I think that the practice does help most people. For AP Lit we were supposed to read a book and write an essay on it per week. I got bored with that and stopped reading and writing the essays (actually I accepted a football scholarship to a school that didn’t even offer english as a class) and still got my 4. I know a lot of other kids found that practice and correcting very helpful in learning to structure their writing.
Class time was all about how to structure your thoughts and homework was about applying that structure. We had ~4 hours per week of class time but to write about Frankenstein you’ve got to read it and that takes more than a couple of hours and then to think about it, structure, and write an essay is a couple more you’re easily looking at 4-6 more hours per week just from that one class.
Any amount of homework is too damned much, and that goes double for summer vacation required reading (an appalling practice which was unheard of until quite recently). Once a kid is out of the confines of school, or an adult worker is off the clock, their life should be their own and free of the demands of teachers or bosses. Homework normalizes the idea that one’s time is not one’s own but belongs to those who hold power, which leads to employers having undue control over “their” workers’ off-duty lives.
Not that recently, definitely in the 1980s.
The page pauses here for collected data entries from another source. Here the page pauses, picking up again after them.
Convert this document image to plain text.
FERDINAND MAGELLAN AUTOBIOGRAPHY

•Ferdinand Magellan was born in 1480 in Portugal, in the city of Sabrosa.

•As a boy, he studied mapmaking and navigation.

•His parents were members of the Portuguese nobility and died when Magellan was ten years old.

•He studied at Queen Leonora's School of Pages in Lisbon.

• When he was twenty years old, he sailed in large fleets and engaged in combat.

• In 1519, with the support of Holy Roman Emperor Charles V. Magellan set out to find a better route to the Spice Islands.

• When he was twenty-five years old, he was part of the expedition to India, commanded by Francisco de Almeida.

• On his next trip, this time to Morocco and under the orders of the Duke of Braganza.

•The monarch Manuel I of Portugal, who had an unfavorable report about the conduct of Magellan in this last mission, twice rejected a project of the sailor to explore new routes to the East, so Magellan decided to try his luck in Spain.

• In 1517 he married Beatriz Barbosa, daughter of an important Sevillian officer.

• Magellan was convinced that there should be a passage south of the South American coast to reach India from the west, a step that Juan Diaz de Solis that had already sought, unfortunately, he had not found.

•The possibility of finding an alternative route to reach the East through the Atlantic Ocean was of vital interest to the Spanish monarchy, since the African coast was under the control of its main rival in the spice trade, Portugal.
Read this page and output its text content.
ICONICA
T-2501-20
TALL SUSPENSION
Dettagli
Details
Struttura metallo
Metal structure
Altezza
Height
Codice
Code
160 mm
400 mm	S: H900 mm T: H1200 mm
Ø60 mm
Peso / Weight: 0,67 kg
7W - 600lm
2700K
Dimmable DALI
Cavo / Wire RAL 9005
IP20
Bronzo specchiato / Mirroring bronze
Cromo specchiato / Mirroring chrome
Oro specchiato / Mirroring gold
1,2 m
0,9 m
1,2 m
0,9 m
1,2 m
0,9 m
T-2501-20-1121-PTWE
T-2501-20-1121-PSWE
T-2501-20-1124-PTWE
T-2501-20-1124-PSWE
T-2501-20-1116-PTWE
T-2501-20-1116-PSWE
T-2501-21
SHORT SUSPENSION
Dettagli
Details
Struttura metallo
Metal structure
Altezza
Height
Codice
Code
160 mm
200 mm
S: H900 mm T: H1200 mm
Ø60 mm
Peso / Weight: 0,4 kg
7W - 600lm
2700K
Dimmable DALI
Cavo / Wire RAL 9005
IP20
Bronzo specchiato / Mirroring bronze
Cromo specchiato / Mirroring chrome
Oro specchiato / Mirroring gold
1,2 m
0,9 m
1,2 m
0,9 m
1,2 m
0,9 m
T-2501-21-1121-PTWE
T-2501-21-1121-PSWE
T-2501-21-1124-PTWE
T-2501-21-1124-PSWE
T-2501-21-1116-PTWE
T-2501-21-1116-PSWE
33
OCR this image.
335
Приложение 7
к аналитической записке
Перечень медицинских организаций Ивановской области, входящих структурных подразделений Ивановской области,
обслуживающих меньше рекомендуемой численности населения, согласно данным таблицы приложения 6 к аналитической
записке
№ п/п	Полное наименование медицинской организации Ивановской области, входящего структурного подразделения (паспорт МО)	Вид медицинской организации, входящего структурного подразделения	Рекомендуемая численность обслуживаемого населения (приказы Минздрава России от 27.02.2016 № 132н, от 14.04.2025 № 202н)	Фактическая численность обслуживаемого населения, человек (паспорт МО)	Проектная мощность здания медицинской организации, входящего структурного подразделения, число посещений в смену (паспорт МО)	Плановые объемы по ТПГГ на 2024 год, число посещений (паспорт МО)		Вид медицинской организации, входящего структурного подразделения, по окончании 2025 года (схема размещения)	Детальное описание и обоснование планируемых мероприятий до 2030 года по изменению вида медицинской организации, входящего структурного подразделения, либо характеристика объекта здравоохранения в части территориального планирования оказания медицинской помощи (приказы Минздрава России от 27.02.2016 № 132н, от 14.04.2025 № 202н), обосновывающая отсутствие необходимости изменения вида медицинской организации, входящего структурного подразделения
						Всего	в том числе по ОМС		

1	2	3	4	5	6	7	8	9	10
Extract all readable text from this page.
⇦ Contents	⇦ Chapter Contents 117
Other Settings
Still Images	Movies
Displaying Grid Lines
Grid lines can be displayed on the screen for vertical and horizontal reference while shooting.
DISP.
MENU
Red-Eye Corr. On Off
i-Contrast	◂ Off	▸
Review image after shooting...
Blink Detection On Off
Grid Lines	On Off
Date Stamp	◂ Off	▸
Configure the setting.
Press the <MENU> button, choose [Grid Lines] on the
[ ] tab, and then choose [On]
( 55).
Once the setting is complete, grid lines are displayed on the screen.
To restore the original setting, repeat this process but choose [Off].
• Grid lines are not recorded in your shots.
And, it works well for English classes so they can hit the ground running. We usually had 2-3 assigned novels plus 2 of our choice. Certainly not anything that would ruin summer vacation.
This might make sense for some kids, but not for the ones who are going to go on to college, or who are going to have jobs where they’re not “on the clock” but rather, have to manage their own time to complete whatever tasks need to be done in whatever time it takes to complete them (which includes a lot of the self-employed).
The argument has been around since I went to school in the 1970s, and almost always, the reason was the same: when confronted with the problem, every teacher responded, “You have plenty of time to do my homework. What other teachers give you isn’t my problem.” (What wasn’t said: “What can you do about it?”, usually also implying some sort of tenure or union support. What wasn’t said to the parents: “Do you want your child to get a D - not an F, so I don’t have to waste my time with summer school - in my class?”)
Remember that education is meant to be preparation for the adult work world, with their expectations; note that in animals *bears, lions, etc), “play” is part of survival training. Why do Asian students out-perform White students? Because their parents emphasize education more than video prowess
Since this was a reply to my post, are you saying that teen years shouldn’t be more than school, homework, and bed? Throwing in “video prowess” is a pretty extreme alternative which pretty much no one here is advocating for.
The only thing I’d add to the list is sports or other extracurriculars to get you into college. You get fun time as child but in high school its time to prepare I got a summer vacation for the last time after 7th grade and then I took another one between graduating from college and starting my first job.